Today, the Pennsylvania Superior Court, the intermediate appellate court in the Keystone State, issued a decision affirming a lower court's approval of a motion to compel a defendant in a criminal case to provide the password for a TrueCrypt encrypted computer. Commonwealth v. Davis, 2017 Pa. Super. LEXIS 968.
A special agent of the attorney general's office received a file from a particular IP address through a peer to peer connection on a file sharing network. The file was found to contain child pornography. The IP address was registered to Comcast, which responded to a court order and identified the subscriber information for the address. The government obtained a search warrant and seized a computer in the defendant's home which was encrypted with TrueCrypt 7.1 aBootloader. The computer won't boot up the OS unless the password is entered. The question presented to the appellate court was whether or not providing the password would violate the appellant's rights under the Fifth Amendment and Article 1, Section 9 of the Pennsylvania constitution. (The Pennsylvania Supreme Court has ruled that Article 1, Section 9 does not provide any greater protections against self-incrimination than the Fifth Amendment to the United States Constitution).

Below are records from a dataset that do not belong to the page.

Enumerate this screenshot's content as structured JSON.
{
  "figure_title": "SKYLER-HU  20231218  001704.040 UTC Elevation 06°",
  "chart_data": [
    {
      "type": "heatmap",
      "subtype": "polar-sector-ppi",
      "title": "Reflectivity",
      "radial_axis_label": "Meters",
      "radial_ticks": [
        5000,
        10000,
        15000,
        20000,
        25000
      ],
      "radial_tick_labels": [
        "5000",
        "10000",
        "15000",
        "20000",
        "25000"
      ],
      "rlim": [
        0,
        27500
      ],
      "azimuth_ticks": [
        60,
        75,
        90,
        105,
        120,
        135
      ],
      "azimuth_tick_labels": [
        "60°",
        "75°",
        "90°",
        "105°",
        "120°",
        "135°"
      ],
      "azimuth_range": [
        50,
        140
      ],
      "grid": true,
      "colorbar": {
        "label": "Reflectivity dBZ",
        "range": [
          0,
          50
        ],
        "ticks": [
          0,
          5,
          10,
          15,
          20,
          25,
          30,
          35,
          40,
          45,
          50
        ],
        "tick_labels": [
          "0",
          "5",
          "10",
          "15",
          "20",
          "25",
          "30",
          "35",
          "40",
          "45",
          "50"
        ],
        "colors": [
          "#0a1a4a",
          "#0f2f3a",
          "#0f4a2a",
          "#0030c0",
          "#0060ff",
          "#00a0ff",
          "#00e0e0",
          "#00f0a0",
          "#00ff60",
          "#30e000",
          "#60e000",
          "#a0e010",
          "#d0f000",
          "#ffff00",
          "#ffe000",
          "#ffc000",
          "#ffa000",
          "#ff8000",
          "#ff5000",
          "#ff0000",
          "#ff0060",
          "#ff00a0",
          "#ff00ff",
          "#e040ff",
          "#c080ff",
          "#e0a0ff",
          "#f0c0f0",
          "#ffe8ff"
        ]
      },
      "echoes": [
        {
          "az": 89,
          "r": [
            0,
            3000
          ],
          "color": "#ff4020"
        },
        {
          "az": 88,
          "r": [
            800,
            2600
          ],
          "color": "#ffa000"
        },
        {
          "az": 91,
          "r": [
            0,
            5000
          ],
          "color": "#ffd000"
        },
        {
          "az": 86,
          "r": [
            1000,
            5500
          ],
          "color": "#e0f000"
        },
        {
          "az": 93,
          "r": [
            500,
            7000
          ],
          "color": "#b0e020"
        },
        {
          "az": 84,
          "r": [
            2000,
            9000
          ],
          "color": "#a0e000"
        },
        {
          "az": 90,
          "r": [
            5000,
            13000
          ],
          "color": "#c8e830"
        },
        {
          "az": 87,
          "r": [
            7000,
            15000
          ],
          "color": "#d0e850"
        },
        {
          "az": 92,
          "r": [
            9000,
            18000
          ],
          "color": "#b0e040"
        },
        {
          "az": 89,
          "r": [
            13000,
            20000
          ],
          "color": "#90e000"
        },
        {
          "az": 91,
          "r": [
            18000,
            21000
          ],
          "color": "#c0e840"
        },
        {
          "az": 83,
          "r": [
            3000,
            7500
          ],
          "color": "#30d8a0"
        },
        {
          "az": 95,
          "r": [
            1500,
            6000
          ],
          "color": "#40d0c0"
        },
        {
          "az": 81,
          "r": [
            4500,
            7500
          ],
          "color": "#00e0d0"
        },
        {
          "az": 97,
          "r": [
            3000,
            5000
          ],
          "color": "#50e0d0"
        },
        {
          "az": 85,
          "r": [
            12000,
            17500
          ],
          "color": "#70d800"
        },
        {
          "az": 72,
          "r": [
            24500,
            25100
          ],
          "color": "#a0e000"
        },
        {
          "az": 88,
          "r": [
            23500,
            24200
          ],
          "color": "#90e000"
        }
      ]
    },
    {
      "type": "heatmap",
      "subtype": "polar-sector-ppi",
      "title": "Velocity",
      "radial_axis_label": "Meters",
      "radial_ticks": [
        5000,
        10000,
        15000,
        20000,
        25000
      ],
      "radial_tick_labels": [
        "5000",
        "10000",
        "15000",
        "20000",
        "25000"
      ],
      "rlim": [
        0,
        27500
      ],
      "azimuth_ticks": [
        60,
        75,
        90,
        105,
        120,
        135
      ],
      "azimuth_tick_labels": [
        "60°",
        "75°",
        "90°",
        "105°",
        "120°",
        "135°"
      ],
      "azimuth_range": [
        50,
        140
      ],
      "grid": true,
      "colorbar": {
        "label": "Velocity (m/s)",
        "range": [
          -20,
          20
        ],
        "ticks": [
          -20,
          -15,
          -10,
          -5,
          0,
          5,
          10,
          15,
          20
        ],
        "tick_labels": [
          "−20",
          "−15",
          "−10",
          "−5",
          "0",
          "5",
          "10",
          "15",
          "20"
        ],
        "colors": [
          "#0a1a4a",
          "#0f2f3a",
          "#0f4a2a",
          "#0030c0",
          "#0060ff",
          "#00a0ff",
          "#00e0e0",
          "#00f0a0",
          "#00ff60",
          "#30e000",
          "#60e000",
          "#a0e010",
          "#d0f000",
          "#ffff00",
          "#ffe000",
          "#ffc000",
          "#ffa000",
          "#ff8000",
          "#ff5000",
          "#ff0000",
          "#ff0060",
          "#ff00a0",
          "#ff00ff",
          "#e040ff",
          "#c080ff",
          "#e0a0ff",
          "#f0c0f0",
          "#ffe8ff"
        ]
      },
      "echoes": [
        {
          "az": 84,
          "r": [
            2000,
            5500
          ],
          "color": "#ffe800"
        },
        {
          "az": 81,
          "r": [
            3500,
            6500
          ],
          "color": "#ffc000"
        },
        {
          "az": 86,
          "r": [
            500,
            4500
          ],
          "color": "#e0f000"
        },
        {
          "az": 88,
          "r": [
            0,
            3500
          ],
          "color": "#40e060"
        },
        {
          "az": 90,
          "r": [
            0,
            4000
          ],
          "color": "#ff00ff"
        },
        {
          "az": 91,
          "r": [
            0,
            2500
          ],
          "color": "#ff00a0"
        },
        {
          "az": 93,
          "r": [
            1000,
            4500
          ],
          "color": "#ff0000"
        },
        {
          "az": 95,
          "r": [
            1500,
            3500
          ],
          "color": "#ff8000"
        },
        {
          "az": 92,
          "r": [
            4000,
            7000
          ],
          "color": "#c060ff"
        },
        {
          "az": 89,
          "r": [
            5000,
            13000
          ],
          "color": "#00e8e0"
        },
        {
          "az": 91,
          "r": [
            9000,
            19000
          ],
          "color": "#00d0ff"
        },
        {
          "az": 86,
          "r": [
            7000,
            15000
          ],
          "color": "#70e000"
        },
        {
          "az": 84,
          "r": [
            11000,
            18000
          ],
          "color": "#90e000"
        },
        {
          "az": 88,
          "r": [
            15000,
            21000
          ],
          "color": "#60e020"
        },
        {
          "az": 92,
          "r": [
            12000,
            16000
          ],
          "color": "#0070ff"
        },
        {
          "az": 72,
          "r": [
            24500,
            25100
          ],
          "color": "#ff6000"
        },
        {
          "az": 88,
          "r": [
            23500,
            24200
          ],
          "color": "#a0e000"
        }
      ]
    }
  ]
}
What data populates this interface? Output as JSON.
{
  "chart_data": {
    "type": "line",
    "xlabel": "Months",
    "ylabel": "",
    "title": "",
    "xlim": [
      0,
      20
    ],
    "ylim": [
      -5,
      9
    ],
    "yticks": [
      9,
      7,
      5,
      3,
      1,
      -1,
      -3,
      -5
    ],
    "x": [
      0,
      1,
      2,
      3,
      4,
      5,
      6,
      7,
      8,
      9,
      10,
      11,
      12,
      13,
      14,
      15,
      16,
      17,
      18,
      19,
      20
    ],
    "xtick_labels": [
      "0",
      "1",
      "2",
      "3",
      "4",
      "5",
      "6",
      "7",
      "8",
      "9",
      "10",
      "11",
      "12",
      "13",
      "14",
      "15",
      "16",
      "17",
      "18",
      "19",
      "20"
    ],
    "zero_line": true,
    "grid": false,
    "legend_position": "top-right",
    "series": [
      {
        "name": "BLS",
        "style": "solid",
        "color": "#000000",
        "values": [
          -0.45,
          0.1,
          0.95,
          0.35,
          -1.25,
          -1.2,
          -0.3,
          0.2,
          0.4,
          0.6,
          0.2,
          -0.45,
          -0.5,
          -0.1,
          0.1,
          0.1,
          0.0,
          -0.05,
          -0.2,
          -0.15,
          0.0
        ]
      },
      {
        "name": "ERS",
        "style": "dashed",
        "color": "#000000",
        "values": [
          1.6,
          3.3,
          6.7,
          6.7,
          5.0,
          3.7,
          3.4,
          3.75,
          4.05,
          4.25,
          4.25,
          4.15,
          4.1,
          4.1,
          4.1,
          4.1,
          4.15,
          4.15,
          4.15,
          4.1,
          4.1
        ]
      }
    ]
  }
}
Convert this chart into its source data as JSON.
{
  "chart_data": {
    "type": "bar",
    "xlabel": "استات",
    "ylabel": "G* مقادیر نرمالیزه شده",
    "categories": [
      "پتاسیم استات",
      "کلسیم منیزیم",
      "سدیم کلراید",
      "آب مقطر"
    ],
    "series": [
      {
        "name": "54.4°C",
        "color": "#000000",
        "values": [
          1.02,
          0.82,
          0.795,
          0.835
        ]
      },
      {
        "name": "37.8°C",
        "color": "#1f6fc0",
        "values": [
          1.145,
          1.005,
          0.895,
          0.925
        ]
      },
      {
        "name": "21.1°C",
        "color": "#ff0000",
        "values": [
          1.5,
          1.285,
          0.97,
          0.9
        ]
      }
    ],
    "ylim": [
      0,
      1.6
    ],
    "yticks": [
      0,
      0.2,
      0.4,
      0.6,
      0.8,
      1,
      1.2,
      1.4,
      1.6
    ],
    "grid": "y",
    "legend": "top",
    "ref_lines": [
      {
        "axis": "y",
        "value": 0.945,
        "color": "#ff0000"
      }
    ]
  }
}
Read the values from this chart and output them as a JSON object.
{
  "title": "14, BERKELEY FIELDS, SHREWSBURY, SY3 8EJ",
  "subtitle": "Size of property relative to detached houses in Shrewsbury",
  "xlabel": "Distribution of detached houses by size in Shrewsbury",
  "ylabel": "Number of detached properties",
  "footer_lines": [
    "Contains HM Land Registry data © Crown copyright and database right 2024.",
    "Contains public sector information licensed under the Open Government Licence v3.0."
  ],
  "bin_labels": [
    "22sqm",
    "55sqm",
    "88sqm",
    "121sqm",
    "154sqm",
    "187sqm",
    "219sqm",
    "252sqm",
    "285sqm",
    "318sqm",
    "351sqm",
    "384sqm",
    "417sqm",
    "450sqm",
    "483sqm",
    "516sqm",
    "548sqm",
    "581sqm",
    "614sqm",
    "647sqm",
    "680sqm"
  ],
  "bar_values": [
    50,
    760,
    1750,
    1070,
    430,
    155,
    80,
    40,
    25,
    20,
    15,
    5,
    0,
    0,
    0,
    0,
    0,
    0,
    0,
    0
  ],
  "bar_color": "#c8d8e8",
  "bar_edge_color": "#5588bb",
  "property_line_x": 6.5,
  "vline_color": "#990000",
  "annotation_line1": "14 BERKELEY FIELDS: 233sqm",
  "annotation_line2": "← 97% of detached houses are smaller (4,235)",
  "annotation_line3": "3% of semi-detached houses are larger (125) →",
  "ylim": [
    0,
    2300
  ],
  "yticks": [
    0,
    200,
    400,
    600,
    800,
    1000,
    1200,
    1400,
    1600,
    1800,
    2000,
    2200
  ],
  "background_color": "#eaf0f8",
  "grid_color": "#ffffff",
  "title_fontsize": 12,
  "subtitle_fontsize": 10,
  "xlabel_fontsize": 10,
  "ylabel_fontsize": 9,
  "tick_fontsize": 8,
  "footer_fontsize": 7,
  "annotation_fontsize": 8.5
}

There is an exception to the Fifth Amendment, allowing for productions to not be regarded as testimonial communications when the facts are already known to the government, and . . .
1. the existence of the evidence demanded has been proven;
2. the defendant is in possession of the evidence; and
3. the authenticity of the evidence has been established.
In this case, the appellant's answer to a request by the arresting agents for the password, ("Why would I give that to you?' We both know what's on there. It's only going to hurt me.") was important. Judge Seletyn's opinion states that, "the record reflects that appellant's act of disclosing the password at issue would not communicate facts of a testimonial nature to the Commonwealth beyond that which he has already acknowledged to investigating agents." (Id. at *16). The opinion notes that, "knowledge of the encrypted documents or evidence that it seeks to compel need not be exact. " The court found that the TrueCrypt password would be self-authenticating.
Under the facts in this case, providing a password was not found to be testimony protected by the Fifth Amendment.